Any recommendations on a GOOD universal sight pusher? Not interested in buying 3 or 4 different sight pushers. I'd like one with multiple blocks that will actually fit multiple guns. I'm not any sort of gunsmith. I just like tinkering with my own stuff...


----------



## 660griz (Apr 20, 2016)

I would like to know too. I replaced the sites using a nylon punch(actually a nylon bolt I got at Tractor Supply). I researched for awhile but, got tired of looking and reading reviews.


----------



## TrailBlazinMan (Apr 20, 2016)

A hammer and a brass punch. I am not being a smart CensoredCensoredCensored... these are the tools I reach for when replacing sights. My big fancy expensive sight pusher tool sits in the drawer. You will never get the sights out of a Springfield XD with a sight pusher...

Remember that brass work hardens, and if used many times could damage sights. Every so often you will need to anneal the brass. Do this by heating it to cherry red then quench.


----------



## jglenn (Apr 20, 2016)

used this for years.. works well and they have some additional pieces to help with sights like the XD

http://www.brownells.com/gunsmith-t...vers/p500-universal-sight-tool-prod17840.aspx

they also have a Pro model now

Brownells also carries it


----------



## Knotwild (Apr 21, 2016)

I bought the one in the link below and it has worked well for me even on really tight sights. Plus it is affordable.

http://www.ebay.com/itm/Handgun-Sight-Pusher-Tool-Universal-for-1911-glock-sig-springfield-and-others-/151944507684?hash=item2360993124:g:vSQAAOSwNSxU5SEu


----------



## hayseed_theology (Apr 22, 2016)

Knotwild said:


> I bought the one in the link below and it has worked well for me even on really tight sights. Plus it is affordable.
> 
> http://www.ebay.com/itm/Handgun-Sight-Pusher-Tool-Universal-for-1911-glock-sig-springfield-and-others-/151944507684?hash=item2360993124:g:vSQAAOSwNSxU5SEu



Man, I like that one.  I especially like the price.


----------



## tcoker (Apr 25, 2016)

Knotwild said:


> I bought the one in the link below and it has worked well for me even on really tight sights.
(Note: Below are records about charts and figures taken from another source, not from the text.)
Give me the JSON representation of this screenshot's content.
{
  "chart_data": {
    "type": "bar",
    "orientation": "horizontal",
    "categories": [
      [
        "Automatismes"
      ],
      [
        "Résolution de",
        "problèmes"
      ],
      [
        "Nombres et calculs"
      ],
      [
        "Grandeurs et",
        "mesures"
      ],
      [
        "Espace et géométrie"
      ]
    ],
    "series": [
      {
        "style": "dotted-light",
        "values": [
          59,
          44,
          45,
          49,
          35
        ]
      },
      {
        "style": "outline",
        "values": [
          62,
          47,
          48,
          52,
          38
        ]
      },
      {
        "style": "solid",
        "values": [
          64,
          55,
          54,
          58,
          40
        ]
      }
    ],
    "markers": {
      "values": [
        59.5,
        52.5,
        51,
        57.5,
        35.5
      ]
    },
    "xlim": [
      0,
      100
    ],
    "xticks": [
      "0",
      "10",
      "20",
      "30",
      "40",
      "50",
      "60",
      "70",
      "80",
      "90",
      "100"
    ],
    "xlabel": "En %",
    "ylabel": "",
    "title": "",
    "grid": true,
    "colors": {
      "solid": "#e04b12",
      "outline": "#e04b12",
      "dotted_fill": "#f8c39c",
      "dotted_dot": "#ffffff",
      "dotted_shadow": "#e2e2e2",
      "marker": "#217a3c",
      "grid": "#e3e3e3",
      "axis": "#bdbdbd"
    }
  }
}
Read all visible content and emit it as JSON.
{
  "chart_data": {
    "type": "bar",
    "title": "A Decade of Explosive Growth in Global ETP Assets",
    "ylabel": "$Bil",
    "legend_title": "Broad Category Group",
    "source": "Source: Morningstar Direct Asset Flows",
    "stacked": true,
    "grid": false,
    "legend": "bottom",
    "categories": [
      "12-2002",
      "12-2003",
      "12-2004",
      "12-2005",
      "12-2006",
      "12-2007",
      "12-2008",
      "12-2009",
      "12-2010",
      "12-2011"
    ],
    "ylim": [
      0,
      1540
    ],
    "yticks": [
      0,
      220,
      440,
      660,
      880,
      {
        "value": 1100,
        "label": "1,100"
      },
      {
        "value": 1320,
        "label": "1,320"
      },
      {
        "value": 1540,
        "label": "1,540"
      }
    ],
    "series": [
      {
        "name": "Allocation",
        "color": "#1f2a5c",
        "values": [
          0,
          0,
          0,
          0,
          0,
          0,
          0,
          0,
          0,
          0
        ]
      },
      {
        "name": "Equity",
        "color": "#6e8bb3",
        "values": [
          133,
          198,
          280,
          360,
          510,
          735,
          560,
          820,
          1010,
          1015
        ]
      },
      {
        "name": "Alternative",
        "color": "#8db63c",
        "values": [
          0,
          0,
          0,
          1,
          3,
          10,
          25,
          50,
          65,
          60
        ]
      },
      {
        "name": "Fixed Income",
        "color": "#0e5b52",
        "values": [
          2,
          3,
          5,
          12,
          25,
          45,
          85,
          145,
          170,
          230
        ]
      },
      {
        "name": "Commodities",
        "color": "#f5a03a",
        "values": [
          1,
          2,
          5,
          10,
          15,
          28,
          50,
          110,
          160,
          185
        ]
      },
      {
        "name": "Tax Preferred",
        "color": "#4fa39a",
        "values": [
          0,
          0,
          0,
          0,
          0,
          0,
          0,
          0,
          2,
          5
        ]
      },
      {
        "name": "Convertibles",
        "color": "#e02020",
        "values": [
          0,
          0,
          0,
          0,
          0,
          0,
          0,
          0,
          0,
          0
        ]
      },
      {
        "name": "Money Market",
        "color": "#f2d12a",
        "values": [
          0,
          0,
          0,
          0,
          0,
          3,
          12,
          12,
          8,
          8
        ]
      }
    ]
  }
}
Plus it is affordable.
> 
> http://www.ebay.com/itm/Handgun-Sight-Pusher-Tool-Universal-for-1911-glock-sig-springfield-and-others-/151944507684?hash=item2360993124:g:vSQAAOSwNSxU5SEu





I like it. The reviews are all stellar. I found it on Amazone, Friday. Now they are sold out. Sold a good bit on Ebay as well. I think I'll give it a shot.  

Thanks for the heads up.


----------



## Knotwild (Apr 25, 2016)

tcoker said:


> I like it. The reviews are all stellar. I found it on Amazone, Friday. Now they are sold out. Sold a good bit on Ebay as well. I think I'll give it a shot.
> 
> Thanks for the heads up.



You are welcome. I bought mine for a SIG 1911 that I couldn't move with a hammer and brass punch and it was a breeze. And I also used it on a SIG P938. What I liked is that it looks like quality and has the heft of quality. Some of the cheaper sight pushers I have seen appear to be made out of square tubing and bolts. Plus, I don't have the money to spend on a high dollar do it all rig that I will only use a few times. 

Good luck.


----------